Art Cotton half turned, his face contemptuous.

‘Cold feet, Whitey?’ he
jibed.

‘It ain’t cold feet to be careful
about gettin’ a slug in yore belly,’ retorted Whitey
unabashed.

‘Hell,’ scoffed Nick, whistling
past the graveyard, ‘They got more sense’n that,
shorely?’

‘I allus reckoned Bill Hickok had
more sense than enough,’ Whitey recalled, ‘but he still managed to
shoot down his own deppity in Abilene one time.’

‘Keep quiet!’ hissed Art Cotton.
‘Yu fools jabber worse’n two kids on a picnic!’

The two riders lapsed sullenly into
silence as Art sloshed out of the riverbed and, bending low,
scurried up the bank and dived face forward to the ground in the
shallow arroyo. He wormed forward, Whitey and Nick close behind
him. Presently they were opposite the rear of Hight’s house. The
open space between their shelter and the back door of the house
gaped before them. Art Cotton surveyed it warily.

‘Can’t see the boys none,’ he
muttered. ‘An’ them jaspers in the stable ain’t advertizin’ which
window they’re at, neither.’ He lay on the sloping arroyo wall,
whipping his nerve.

‘Hell,’ he decided aloud. ‘They
can’t see us none.’ He got to his knees, crouching low. ‘Come
on!’

He clambered up over the arroyo
edge, scuttling forward over the dusty open ground towards Hight’s
house.
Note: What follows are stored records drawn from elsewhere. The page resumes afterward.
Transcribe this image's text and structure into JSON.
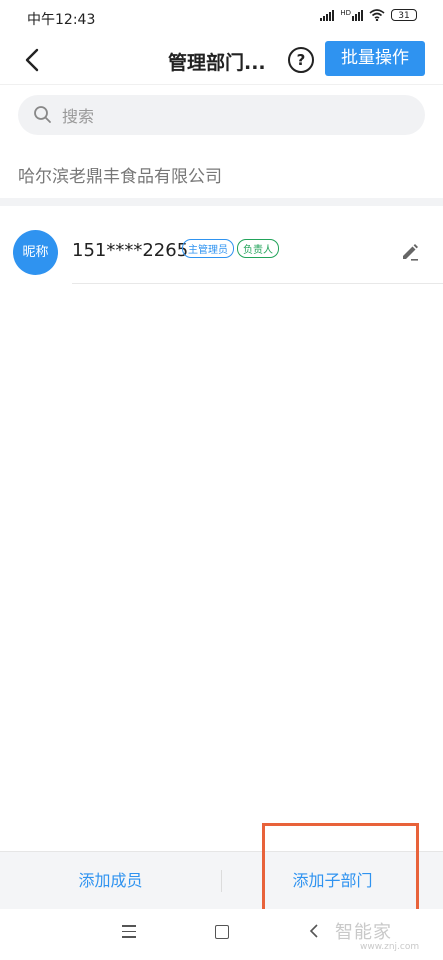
{
  "status_bar": {
    "time": "中午12:43",
    "battery": "31",
    "hd": "HD"
  },
  "nav": {
    "title": "管理部门...",
    "help": "?",
    "batch_label": "批量操作"
  },
  "search": {
    "placeholder": "搜索"
  },
  "company": "哈尔滨老鼎丰食品有限公司",
  "member": {
    "avatar_text": "昵称",
    "name": "151****2265",
    "badges": [
      "主管理员",
      "负责人"
    ]
  },
  "bottom": {
    "add_member": "添加成员",
    "add_subdept": "添加子部门"
  },
  "watermark": {
    "brand": "智能家",
    "url": "www.znj.com"
  },
  "colors": {
    "accent": "#2f93f0",
    "badge_green": "#22a35a",
    "highlight": "#e8623a"
  }
}
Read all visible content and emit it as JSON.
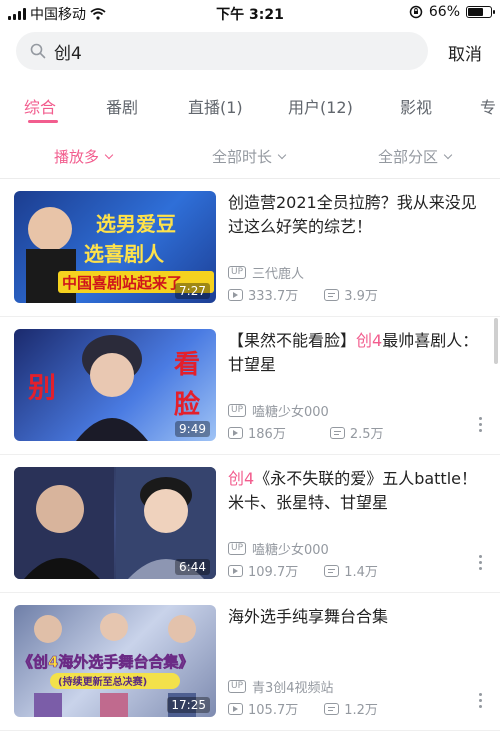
{
  "status_bar": {
    "carrier": "中国移动",
    "time": "下午 3:21",
    "battery": "66%",
    "battery_level": 0.66
  },
  "search": {
    "query": "创4",
    "cancel_label": "取消"
  },
  "tabs": [
    {
      "label": "综合"
    },
    {
      "label": "番剧"
    },
    {
      "label": "直播(1)"
    },
    {
      "label": "用户(12)"
    },
    {
      "label": "影视"
    },
    {
      "label": "专"
    }
  ],
  "filters": [
    {
      "label": "播放多"
    },
    {
      "label": "全部时长"
    },
    {
      "label": "全部分区"
    }
  ],
  "items": [
    {
      "title_pre": "创造营2021全员拉胯？我从来没见过这么好笑的综艺！",
      "title_hl": "",
      "title_post": "",
      "uploader": "三代鹿人",
      "views": "333.7万",
      "danmaku": "3.9万",
      "duration": "7:27",
      "thumb_text": [
        "选男爱豆",
        "选喜剧人",
        "中国喜剧站起来了"
      ]
    },
    {
      "title_pre": "【果然不能看脸】",
      "title_hl": "创4",
      "title_post": "最帅喜剧人：甘望星",
      "uploader": "嗑糖少女000",
      "views": "186万",
      "danmaku": "2.5万",
      "duration": "9:49",
      "thumb_text": [
        "别",
        "看",
        "脸"
      ]
    },
    {
      "title_pre": "",
      "title_hl": "创4",
      "title_post": "《永不失联的爱》五人battle！米卡、张星特、甘望星",
      "uploader": "嗑糖少女000",
      "views": "109.7万",
      "danmaku": "1.4万",
      "duration": "6:44",
      "thumb_text": []
    },
    {
      "title_pre": "海外选手纯享舞台合集",
      "title_hl": "",
      "title_post": "",
      "uploader": "青3创4视频站",
      "views": "105.7万",
      "danmaku": "1.2万",
      "duration": "17:25",
      "thumb_text": [
        "《创4海外选手舞台合集》",
        "(持续更新至总决赛)"
      ]
    }
  ],
  "badges": {
    "up": "UP"
  },
  "colors": {
    "accent": "#f25d8e",
    "muted": "#9499a0"
  }
}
The two Cottonwood riders, after a moment’s hesitation,
darted after him. They reached the house in a bunch, panting, sweat
drenching them. No shots broke the silence.
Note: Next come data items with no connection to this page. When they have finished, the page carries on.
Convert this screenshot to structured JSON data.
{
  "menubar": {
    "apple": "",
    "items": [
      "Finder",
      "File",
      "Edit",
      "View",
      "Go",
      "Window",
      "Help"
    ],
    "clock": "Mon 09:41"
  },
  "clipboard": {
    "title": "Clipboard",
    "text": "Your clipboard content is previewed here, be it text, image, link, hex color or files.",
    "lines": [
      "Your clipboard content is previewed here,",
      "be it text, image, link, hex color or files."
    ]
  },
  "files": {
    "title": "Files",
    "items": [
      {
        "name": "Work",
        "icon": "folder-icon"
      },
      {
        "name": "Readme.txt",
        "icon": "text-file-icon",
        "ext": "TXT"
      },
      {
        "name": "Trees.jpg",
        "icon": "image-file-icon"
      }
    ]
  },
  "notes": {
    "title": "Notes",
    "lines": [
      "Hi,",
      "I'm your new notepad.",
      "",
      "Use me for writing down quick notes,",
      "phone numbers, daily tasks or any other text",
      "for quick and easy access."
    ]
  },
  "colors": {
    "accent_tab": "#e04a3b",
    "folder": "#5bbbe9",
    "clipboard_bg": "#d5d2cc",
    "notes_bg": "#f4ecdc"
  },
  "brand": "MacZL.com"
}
‘Told yu so!’ gasped Art Cotton.
‘Come on.’

Within another minute they were in
the house. It was hot and close inside, for the blinds had not been
drawn and the sun’s fierce rays had inexorably raised the
temperature in the building.

‘Keep yore eyes skinned,’ Art
Cotton ordered his men. ‘Yu, Whitey, take the front window. Nick,
yu watch the back. No shootin’ unless yu got to. Yu hear me? I’m
goin’ to see if I can find anythin’ that’ll help Bucky.’
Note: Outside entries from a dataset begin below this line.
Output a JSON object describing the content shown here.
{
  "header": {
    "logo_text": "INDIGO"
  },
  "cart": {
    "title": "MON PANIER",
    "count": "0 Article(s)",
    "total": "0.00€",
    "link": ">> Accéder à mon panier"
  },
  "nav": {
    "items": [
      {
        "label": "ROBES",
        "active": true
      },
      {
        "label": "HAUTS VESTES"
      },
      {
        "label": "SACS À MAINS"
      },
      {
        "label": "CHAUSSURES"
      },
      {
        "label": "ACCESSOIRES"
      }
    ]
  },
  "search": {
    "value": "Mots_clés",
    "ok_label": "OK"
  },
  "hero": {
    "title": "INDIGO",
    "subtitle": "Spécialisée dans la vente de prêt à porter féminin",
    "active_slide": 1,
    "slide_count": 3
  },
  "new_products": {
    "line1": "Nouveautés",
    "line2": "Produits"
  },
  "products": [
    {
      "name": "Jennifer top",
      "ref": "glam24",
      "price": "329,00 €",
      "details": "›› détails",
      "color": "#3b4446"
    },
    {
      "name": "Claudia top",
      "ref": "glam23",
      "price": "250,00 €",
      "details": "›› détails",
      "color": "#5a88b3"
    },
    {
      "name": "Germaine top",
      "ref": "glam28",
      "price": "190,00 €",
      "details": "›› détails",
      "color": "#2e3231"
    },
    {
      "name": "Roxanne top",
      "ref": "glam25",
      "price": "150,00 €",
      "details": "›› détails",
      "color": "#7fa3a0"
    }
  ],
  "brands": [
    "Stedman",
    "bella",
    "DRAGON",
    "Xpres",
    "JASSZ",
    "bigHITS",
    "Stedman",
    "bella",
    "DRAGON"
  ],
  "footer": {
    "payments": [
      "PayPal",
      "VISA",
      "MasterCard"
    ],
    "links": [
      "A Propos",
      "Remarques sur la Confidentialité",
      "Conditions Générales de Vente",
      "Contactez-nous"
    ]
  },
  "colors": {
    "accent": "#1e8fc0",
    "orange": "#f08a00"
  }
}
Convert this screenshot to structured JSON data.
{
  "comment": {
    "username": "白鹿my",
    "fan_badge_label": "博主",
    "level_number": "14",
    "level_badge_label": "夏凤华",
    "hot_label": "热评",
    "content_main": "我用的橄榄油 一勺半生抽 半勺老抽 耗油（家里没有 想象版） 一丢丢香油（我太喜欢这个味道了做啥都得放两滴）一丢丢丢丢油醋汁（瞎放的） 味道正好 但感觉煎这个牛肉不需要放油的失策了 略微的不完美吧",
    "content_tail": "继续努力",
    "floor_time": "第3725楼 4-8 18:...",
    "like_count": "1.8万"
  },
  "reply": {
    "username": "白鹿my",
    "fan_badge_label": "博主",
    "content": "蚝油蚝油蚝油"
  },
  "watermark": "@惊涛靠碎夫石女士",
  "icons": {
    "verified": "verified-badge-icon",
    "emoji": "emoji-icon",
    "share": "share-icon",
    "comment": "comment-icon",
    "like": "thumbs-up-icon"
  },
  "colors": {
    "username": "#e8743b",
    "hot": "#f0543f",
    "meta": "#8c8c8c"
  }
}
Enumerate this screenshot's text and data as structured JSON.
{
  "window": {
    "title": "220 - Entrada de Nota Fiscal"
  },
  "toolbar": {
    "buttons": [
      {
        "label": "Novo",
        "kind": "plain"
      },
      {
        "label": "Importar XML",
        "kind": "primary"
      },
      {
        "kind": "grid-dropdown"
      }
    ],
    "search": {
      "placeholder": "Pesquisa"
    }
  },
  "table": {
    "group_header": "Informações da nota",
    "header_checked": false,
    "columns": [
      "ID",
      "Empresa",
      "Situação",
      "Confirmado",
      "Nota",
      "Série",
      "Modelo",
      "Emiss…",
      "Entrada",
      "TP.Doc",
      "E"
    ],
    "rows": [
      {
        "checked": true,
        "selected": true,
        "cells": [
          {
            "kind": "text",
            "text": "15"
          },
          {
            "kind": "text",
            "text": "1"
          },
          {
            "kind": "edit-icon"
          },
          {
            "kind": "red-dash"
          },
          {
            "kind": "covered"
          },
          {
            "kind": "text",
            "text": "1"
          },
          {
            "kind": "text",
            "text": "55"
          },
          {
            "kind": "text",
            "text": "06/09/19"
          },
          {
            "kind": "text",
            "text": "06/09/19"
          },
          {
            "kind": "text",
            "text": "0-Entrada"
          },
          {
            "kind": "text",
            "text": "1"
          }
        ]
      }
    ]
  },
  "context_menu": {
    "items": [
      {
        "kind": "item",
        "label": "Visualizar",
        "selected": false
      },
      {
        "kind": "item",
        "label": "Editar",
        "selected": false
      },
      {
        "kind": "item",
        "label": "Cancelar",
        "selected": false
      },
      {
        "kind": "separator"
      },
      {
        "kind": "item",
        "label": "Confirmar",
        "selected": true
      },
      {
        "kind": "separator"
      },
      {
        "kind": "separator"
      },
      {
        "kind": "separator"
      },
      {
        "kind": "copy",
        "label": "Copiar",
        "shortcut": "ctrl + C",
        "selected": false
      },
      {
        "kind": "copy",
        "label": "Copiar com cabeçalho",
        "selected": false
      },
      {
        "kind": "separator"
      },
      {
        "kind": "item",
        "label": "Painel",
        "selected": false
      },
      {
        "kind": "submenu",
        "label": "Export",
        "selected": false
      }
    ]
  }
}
He barged into the small room which
Hight used as a study and for seeing his patients. In it were only
a desk, a small leather-covered table, a swivel chair and two
wooden upright chairs by the window. Against the wall stood a
glass-fronted cupboard. In it were some simple surgical
instruments, an array of bottles and boxes. Art Cotton slid over to
it, careful to avoid showing himself at the uncovered
window.

‘Ought to be somethin’ in here,’
he muttered. A swift blow from his pistol barrel shattered the pane
of glass fronting the cupboard, obviating the necessity of finding
a key for the small padlock on the door hasp. A vicious curse
escaped Cotton’s lips. His gaze revealed that the labels were all
incomprehensibly inscribed in some unreadable scrawled language.
Had he been able to, Art Cotton might have recognized it as Latin,
but as it was, his reaction was simply to clumsily grab whichever
of them looked as if it might contain what he needed. He began to
thrust them into the deep pockets of his chaps.